Der thermische-hygrische Wirkungskomplex besteht aus Lufttemperatur, Luftfeuchtigkeit, Windgeschwindigkeit und Wärmestrahlung. Diese Wetterelemente wirken auf die Thermoregulation, das Herz-Kreislauf-System und wahrscheinlich auch auf das Immunsystem. Letzteres wird in sog. Abhärtungskuren genutzt.

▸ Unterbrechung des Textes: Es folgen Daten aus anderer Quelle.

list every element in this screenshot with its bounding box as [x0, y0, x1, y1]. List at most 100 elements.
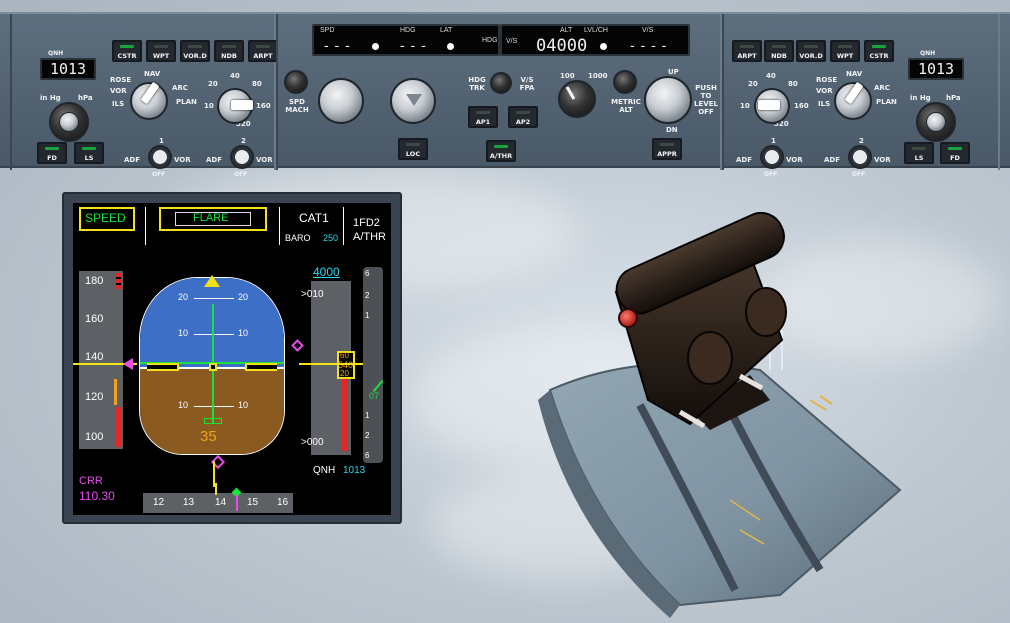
alt-label: ALT: [560, 27, 573, 34]
left-hpa-label: hPa: [78, 94, 93, 102]
left-nd-range-selector-knob[interactable]: [217, 88, 253, 124]
vs-up-label: UP: [668, 68, 679, 76]
aircraft-symbol-right: [245, 363, 277, 371]
localizer-deviation-marker: [204, 418, 222, 424]
pitch-label: 10: [238, 400, 249, 410]
left-range-40-label: 40: [230, 72, 240, 80]
left-vor1-label: VOR: [174, 156, 191, 164]
left-nd-mode-selector-knob[interactable]: [130, 81, 168, 120]
altitude-selector-knob[interactable]: [644, 76, 692, 124]
right-arpt-button[interactable]: ARPT: [732, 40, 762, 62]
lever-right-knob: [745, 287, 787, 337]
fcu-center-panel: SPD - - - HDG - - - LAT HDG V/S ALT LVL/…: [276, 14, 722, 170]
metric-alt-button[interactable]: [613, 70, 637, 94]
fma-fd-status: 1FD2: [353, 217, 380, 229]
right-mode-arc-label: ARC: [874, 84, 890, 92]
fma-speed: SPEED: [85, 211, 126, 225]
right-nd-mode-selector-knob[interactable]: [834, 81, 872, 120]
left-wpt-button[interactable]: WPT: [146, 40, 176, 62]
left-adf-vor-1-selector[interactable]: [148, 145, 172, 169]
right-adf-vor-1-selector[interactable]: [760, 145, 784, 169]
speed-selector-knob[interactable]: [318, 78, 364, 124]
right-adf1-label: ADF: [736, 156, 753, 164]
left-range-pointer: [231, 100, 253, 110]
loc-button[interactable]: LOC: [398, 138, 428, 160]
right-nav2-number: 2: [859, 137, 864, 145]
vs-label: V/S: [642, 27, 654, 34]
right-qfe-std-knob-center[interactable]: [926, 112, 946, 132]
pfd-bezel: SPEED FLARE CAT1 BARO 250 1FD2 A/THR 180…: [62, 192, 402, 524]
heading-selector-knob[interactable]: [390, 78, 436, 124]
speed-tick-120: 120: [85, 391, 104, 403]
left-qfe-std-knob-center[interactable]: [59, 112, 79, 132]
flight-control-unit-panel: QNH 1013 in Hg hPa FD LS CSTR WPT VOR.D …: [0, 12, 1010, 178]
heading-tick: 12: [153, 497, 165, 508]
right-off2-label: OFF: [852, 171, 866, 178]
autothrust-disconnect-button[interactable]: [618, 308, 638, 328]
left-baro-knob[interactable]: [49, 102, 89, 142]
speed-tick-180: 180: [85, 275, 104, 287]
ils-ident: CRR: [79, 475, 103, 487]
left-adf-vor-2-selector[interactable]: [230, 145, 254, 169]
left-cstr-button[interactable]: CSTR: [112, 40, 142, 62]
right-range-160-label: 160: [794, 102, 809, 110]
left-adf2-label: ADF: [206, 156, 223, 164]
vs-left-label: V/S: [506, 38, 518, 45]
left-ls-button[interactable]: LS: [74, 142, 104, 164]
right-ndb-button[interactable]: NDB: [764, 40, 794, 62]
pitch-bar: [194, 406, 234, 407]
appr-button[interactable]: APPR: [652, 138, 682, 160]
alt-tick: >010: [301, 289, 324, 300]
left-off2-label: OFF: [234, 171, 248, 178]
left-arpt-button[interactable]: ARPT: [248, 40, 278, 62]
hdg-label: HDG: [400, 27, 416, 34]
ils-frequency: 110.30: [79, 489, 115, 503]
fma-athr: A/THR: [353, 231, 386, 243]
alt-tick: >000: [301, 437, 324, 448]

Der thermische Wirkungskomplex kann den Organismus durch Schwüle, also hohe Lufttemperaturen mit geringen Windgeschwindigkeiten und hoher Luftfeuchtigkeit belasten. Die Thermoregulation unter Wärmebelastungen erfordert eine enorme Steigerung der Hautdurchblutung, was unter Extrembedingungen das Herzzeitvolumen auf mehr als das Doppelte des Ruhewertes ansteigen lässt. Hinzu kommt der Bedarf für die energieaufwändige Schweißproduktion. Besonders für Menschen mit eingeschränkter Funktionsreserve des kardiopulmonalen Systems bedeuten Hitze und Schwüle einen starken Stress. Die Möglichkeiten für körperliche Aktivitäten sind erheblich eingeschränkt, dies gilt bereits für Menschen mit guter Kondition, umso mehr für Patienten mit eingeschränkter Funktionsreserve.
Umgekehrt sind die Beanspruchungen des Herz-Kreislaufsystems in kühler Umgebung gering, die Funktionsreserven können durch körperliche Belastungen ausgeschöpft werden, die subjektive Bereitschaft hierzu ist größer als in der Wärme.
Unter diesem Aspekt ist das Meeresklima an den deutschen Küsten als Schonfaktor zu werten. In dem feuchtgemäßigt-maritimen Klima überwiegen Kühlreize, die bei ausgeglichenen Temperaturen wesentlich durch den fast stets wehenden Wind bedingt sind. Der typische schnelle Wechsel der Wettersituationen verlangt entsprechende thermoregulatorische Reaktionen des Organismus, was als Reizfaktor wirkt.
Durch gezielte und dosierte Expositionen gegenüber Kühlreizen lässt sich während Klimakuren eine Adaptation erreichen, welche zu einer verminderten Infektanfälligkeit führt und unter dem Schlagwort Abhärtung bekannt ist.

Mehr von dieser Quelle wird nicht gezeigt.